Lumentum (NASDAQ:LITE) CEO Michael Hurlston stated in a recent earnings call that the company’s ongoing growth is primarily driven by cloud optical modules, OCS, and CPO. The development of the OCS business has exceeded expectations, with the first $10 million quarterly revenue target, initially set for Q3, being reached ahead of schedule. Demand for OCS from three core customers has surged, and Hurlston revealed that there is a backlog of over $400 million in OCS orders, most of which are planned to be delivered in the second half of 2026. Orders and revenue are expected to continue growing as they enter 2027.

Roivant Sciences Surges Over 22% After Promising Skin Disease Results

Roivant Sciences (NASDAQ:ROIV) saw its stock rise more than 22% after its subsidiary Priovant Therapeutics reported positive results from the phase 2 trial of its experimental drug brepocitinib.
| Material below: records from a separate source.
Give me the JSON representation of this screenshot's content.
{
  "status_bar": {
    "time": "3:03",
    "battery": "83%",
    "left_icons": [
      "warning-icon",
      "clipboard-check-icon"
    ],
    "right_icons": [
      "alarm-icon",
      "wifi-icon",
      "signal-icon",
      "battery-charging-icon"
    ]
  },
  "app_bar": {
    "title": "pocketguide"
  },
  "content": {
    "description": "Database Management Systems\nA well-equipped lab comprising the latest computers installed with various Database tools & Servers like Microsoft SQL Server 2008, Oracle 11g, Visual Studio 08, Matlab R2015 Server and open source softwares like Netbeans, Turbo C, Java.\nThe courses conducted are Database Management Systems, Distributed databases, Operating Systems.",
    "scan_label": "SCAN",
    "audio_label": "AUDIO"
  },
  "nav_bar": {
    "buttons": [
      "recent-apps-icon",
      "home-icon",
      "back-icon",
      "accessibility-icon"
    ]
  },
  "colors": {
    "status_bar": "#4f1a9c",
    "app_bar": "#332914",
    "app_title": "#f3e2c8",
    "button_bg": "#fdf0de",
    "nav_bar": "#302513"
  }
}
The drug showed improvements in the activity of skin nodular disease at higher doses. Another subsidiary, Pulmovant, also announced the completion of phase 2 trial enrollment involving around 120 patients for its experimental drug mosliciguat, aimed at treating pulmonary arterial hypertension associated with lung disease.

Priovant reported that patients taking a 45 mg dose showed a 22.3-point improvement on a key skin scoring system at week 16, while the placebo group showed only a 0.7-point improvement. The company noted that all patients in the 45 mg group showed significant improvement, with 62% achieving near-complete skin clearance, and 69% achieving complete or nearly complete clearance, while none of the placebo group patients achieved similar results.

Priovant plans to launch phase 3 trials in 2026, following consultations with the U.S. Food and Drug Administration (FDA).